Some of this I attribute to the winners and losers psychology that has overtaken this country. In these Bush years, the winners are the multi-millionaires whose numbers have increased exponentially, those who have bought and sold power,or real estate, and the losers are the middle class whose numbers are declining as outsourcing of good jobs and the "global economy" has taken away their livelihoods. Just as we are supposed to celebrate the box office grosses of the latest manufactured megahit, we are encouraged to enjoy the profits of a Wallmart or the cavorting of the Paris Hiltons, the Donald Trumps, and the other gross figures of excess. They are not disconnected. Popularity at any price is what they share. We will sell it cheaper - even if it hurts this society - we will profit from our proflicacy via a personal sex tape - or we will become a household name by domesticating the law of the jungle ("You're fired! And I'm admired") in a popular TV show.

Now, I like horse races. But only on the track. It may seem a harmless endeavor - this preoccupation with "what it made," or "what he/she made" or what he/she polled" but I think it harms people, it harms art, and it harms our political discourse. It coarsens the way we look at all aspects of life. It is a demonstration of the Oscar Wilde remark, "He knows the price of everything and the value of nothing." I would less than candid if I denied my pleasure in the low poll ratings of Bush and his administration, but I would be happier still if the public's attention was focused not on the polls but on the lies, the misdeeds, and the criminal acts that have been committed by this administration. It is not sufficient that there is a general discontent, a malaise about this President and his people, it is important that the nature of the misdeeds be understood so that we, as country, never make such catatrophic mistakes in judgment again.
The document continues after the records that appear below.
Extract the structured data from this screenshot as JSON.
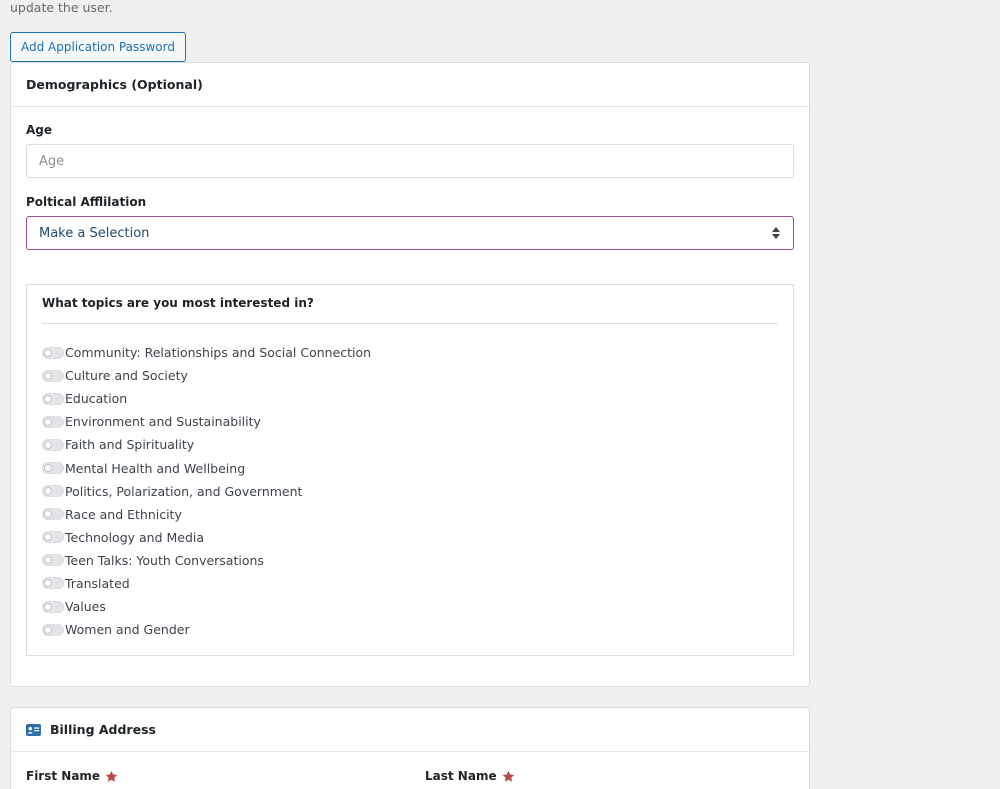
{
  "intro": {
    "text": "update the user."
  },
  "app_password_button": {
    "label": "Add Application Password"
  },
  "demographics": {
    "title": "Demographics (Optional)",
    "age": {
      "label": "Age",
      "placeholder": "Age",
      "value": ""
    },
    "political": {
      "label": "Poltical Afflilation",
      "selected": "Make a Selection"
    },
    "topics": {
      "title": "What topics are you most interested in?",
      "items": [
        {
          "label": "Community: Relationships and Social Connection",
          "checked": false
        },
        {
          "label": "Culture and Society",
          "checked": false
        },
        {
          "label": "Education",
          "checked": false
        },
        {
          "label": "Environment and Sustainability",
          "checked": false
        },
        {
          "label": "Faith and Spirituality",
          "checked": false
        },
        {
          "label": "Mental Health and Wellbeing",
          "checked": false
        },
        {
          "label": "Politics, Polarization, and Government",
          "checked": false
        },
        {
          "label": "Race and Ethnicity",
          "checked": false
        },
        {
          "label": "Technology and Media",
          "checked": false
        },
        {
          "label": "Teen Talks: Youth Conversations",
          "checked": false
        },
        {
          "label": "Translated",
          "checked": false
        },
        {
          "label": "Values",
          "checked": false
        },
        {
          "label": "Women and Gender",
          "checked": false
        }
      ]
    }
  },
  "billing": {
    "title": "Billing Address",
    "icon": "id-card-icon",
    "first_name_label": "First Name",
    "last_name_label": "Last Name"
  },
  "colors": {
    "accent_blue": "#2271b1",
    "select_border": "#9b4d96",
    "required_star": "#b94a48",
    "billing_icon": "#2f6fa7"
  }
}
On another subject, the new Unity Party has been making its rounds of the various talk shows, promising a coalition of concerned Republicans and Democrats who wish to enter the next election with candidates who can break the hold that bi-partinship bitterness has on the nation. My instincts shout "Ralph Nader" - the spoiler - for whom we can partially count the blessings of the Bush Presidency. Why does this Unity Party seem to me a desire to save the Republican party from a well deserved defeat - one which will lead to a true investigation into its misdeeds - as oppossed to a genuine grass roots movement to reform our politics. The fact is our politics can't be reformed unless the Democrats come to power again and restore the balance of government power. The Republicans will own the Supreme Court for the next forty years, and it is essential that the Congress become Democratic soon. I have few illusions about the Democrats, they are sure to screw up in their own blundering, compromising fashion, but it won't be the Republican fashion, with a war brought on by lies and greed, and an environment so compromised that the world of our grandchildren will still be suffering from the Bush Administration's misdeeds. Without a thorough investigation of where we went wrong as a nation, we cannot correct our course. This is no time to kiss and make up in some "Unity Party" - a utopian dream that can only help to perpetuate our particular Republican nightmare.